Audio-visual navigation enables embodied agents to navigate toward sound-emitting targets by leveraging both auditory and visual cues. However, most existing approaches rely on precomputed room impulse responses (RIRs) for binaural audio rendering, restricting agents to discrete grid positions and leading to spatially discontinuous observations. To establish a more realistic setting, we introduce Semantic Audio-Visual Navigation in Continuous Environments (SAVN-CE), where agents can move freely in 3D spaces and perceive temporally and spatially coherent audio-visual streams. In this setting, targets may intermittently become silent or stop emitting sound entirely, causing agents to lose goal information. To tackle this challenge, we propose MAGNet, a multimodal transformer-based model that jointly encodes spatial and semantic goal representations and integrates historical context with self-motion cues to enable memory-augmented goal reasoning. Comprehensive experiments demonstrate that MAGNet significantly outperforms state-of-the-art methods, achieving up to a 12.1\% absolute improvement in success rate. These results also highlight its robustness to short-duration sounds and long-distance navigation scenarios. The code is available at https://github.com/yichenzeng24/SAVN-CE.

Figures (5)

• Figure 1: Illustration of the three navigation tasks: (a) the agent is restricted to discrete grid points and the sound-emitting goal is placed arbitrarily; (b) the goal, which emits a creaking sound for a limited duration, is semantically grounded in a chair; (c) the agent moves freely using fine-grained actions and the goal sound is available only within a short temporal window.
• Figure 2: Overview of the proposed SAVN-CE framework. ① The agent is randomly initialized without prior knowledge of the environment or the goal. ② It explores the environment until the goal object (a chair) starts emitting sound. ③ Leveraging multimodal cues, the agent infers the goal's semantic category, azimuth, and distance, and navigates toward it while avoiding obstacles and acoustic distractors (e.g., a ringing phone). As the agent approaches the goal (④ $\rightarrow$ ⑤), the sound emission ceases. Elements highlighted in yellow and blue denote sound-emitting and silent periods, respectively. ⑤ During the silent period, the agent maintains goal tracking by integrating historical goal representations with current self-motion cues (e.g., the previous action and the current pose), successfully localizing and reaching the creaking chair despite the presence of visually similar objects and distractor sounds.

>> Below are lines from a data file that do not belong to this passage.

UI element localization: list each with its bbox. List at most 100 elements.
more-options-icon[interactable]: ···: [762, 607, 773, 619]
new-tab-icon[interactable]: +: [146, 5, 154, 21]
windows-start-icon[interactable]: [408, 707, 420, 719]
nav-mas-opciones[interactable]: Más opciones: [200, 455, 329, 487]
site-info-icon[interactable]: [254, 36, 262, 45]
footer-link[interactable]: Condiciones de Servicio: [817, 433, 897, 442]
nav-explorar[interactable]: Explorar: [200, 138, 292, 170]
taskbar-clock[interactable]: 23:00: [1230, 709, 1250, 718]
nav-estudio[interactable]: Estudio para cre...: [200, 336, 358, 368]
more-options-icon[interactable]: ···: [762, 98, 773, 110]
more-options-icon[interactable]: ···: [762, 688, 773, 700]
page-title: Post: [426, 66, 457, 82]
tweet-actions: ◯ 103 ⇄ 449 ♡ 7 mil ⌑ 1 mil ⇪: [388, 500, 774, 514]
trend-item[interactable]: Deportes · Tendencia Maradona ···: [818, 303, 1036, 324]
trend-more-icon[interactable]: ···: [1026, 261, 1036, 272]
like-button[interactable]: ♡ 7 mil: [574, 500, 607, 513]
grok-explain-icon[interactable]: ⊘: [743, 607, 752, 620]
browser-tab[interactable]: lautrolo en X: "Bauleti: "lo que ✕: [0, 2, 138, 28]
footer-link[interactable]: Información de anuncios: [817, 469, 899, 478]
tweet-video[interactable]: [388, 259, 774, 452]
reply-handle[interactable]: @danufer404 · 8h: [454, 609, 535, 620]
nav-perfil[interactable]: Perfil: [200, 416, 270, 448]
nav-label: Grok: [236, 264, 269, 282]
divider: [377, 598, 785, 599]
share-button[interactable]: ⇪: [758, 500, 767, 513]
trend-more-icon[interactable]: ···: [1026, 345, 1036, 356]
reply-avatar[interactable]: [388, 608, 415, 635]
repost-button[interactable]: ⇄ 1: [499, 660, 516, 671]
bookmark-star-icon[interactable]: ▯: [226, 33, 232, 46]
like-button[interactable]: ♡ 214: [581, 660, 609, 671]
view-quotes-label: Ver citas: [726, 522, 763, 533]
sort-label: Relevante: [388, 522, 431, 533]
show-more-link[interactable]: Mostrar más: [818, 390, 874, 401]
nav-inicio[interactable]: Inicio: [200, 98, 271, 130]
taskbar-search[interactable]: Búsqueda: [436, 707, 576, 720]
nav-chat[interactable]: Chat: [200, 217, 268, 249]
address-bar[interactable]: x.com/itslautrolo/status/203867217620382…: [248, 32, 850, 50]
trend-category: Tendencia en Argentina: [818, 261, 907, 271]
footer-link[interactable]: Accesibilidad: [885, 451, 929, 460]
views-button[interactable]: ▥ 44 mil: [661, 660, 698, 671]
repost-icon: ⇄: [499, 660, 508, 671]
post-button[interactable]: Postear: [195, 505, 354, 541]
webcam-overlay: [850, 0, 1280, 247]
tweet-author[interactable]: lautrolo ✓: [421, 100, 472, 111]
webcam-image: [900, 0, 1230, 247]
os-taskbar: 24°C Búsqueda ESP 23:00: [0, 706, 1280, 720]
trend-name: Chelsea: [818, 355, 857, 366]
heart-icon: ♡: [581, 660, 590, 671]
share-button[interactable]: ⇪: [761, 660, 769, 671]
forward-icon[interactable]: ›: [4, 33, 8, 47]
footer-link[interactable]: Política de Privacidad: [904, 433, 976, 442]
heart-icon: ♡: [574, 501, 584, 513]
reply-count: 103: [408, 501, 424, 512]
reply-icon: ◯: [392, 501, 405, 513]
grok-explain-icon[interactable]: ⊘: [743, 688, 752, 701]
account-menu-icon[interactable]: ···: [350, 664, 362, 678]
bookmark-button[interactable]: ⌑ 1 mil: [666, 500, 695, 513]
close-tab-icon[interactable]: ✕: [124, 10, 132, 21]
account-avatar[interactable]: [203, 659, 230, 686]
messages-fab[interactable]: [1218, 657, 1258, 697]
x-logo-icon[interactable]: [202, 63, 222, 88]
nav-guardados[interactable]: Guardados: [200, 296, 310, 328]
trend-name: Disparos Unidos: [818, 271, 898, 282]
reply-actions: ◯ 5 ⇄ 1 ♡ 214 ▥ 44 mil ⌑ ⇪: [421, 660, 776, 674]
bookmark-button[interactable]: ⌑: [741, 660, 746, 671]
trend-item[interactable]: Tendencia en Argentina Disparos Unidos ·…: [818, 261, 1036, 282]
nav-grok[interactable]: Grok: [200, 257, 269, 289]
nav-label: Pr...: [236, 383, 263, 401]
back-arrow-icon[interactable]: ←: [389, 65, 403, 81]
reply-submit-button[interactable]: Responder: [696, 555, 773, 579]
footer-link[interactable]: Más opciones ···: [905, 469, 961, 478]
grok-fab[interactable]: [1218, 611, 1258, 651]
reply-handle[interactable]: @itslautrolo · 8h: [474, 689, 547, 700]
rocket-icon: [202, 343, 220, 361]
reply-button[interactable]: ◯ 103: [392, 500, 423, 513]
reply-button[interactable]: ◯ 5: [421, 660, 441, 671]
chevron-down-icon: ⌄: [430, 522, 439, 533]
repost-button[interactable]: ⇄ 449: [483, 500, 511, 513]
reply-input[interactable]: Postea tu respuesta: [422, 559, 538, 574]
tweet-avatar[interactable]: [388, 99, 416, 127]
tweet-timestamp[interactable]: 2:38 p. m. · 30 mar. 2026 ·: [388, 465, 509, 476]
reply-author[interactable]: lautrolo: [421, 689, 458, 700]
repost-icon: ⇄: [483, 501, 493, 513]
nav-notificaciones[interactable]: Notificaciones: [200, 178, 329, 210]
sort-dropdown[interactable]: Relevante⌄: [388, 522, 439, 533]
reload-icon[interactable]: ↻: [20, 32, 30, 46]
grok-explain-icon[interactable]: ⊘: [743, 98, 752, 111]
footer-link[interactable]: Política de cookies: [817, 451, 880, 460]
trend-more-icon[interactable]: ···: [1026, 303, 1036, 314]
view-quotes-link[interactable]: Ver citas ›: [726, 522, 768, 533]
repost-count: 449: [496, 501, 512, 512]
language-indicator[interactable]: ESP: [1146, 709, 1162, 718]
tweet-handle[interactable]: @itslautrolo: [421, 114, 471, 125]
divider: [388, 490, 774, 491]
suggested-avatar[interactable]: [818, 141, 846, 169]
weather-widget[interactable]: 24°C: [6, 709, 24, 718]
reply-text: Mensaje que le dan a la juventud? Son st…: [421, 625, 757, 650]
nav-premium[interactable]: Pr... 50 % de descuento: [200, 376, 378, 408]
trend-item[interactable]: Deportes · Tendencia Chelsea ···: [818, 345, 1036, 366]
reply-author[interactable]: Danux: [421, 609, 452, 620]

• Figure 3: Overall architecture of MAGNet. The multimodal observation encoder extracts multimodal features from current sensory inputs and updates the scene memory accordingly. The memory-augmented goal descriptor network infers spatial and semantic representations of the goal by integrating auditory cues, self-motion cues, and historical goal embeddings stored in the episodic memory, thereby ensuring temporally consistent inference even after the goal sound ceases entirely. Conditioned on the latest scene memory embeddings, the context-aware policy network attends to the encoded memory $\bm{M}_{e}$ to predict the next action, enabling continuous navigation toward the goal.
• Figure 4: Navigation trajectories of different methods under Clean Environments.
• Figure 5: Impact of (a) action ratio and (b) geodesic distance on the cumulative success rates of different methods under Clean Environments (solid) and Distracted Environments (dashed).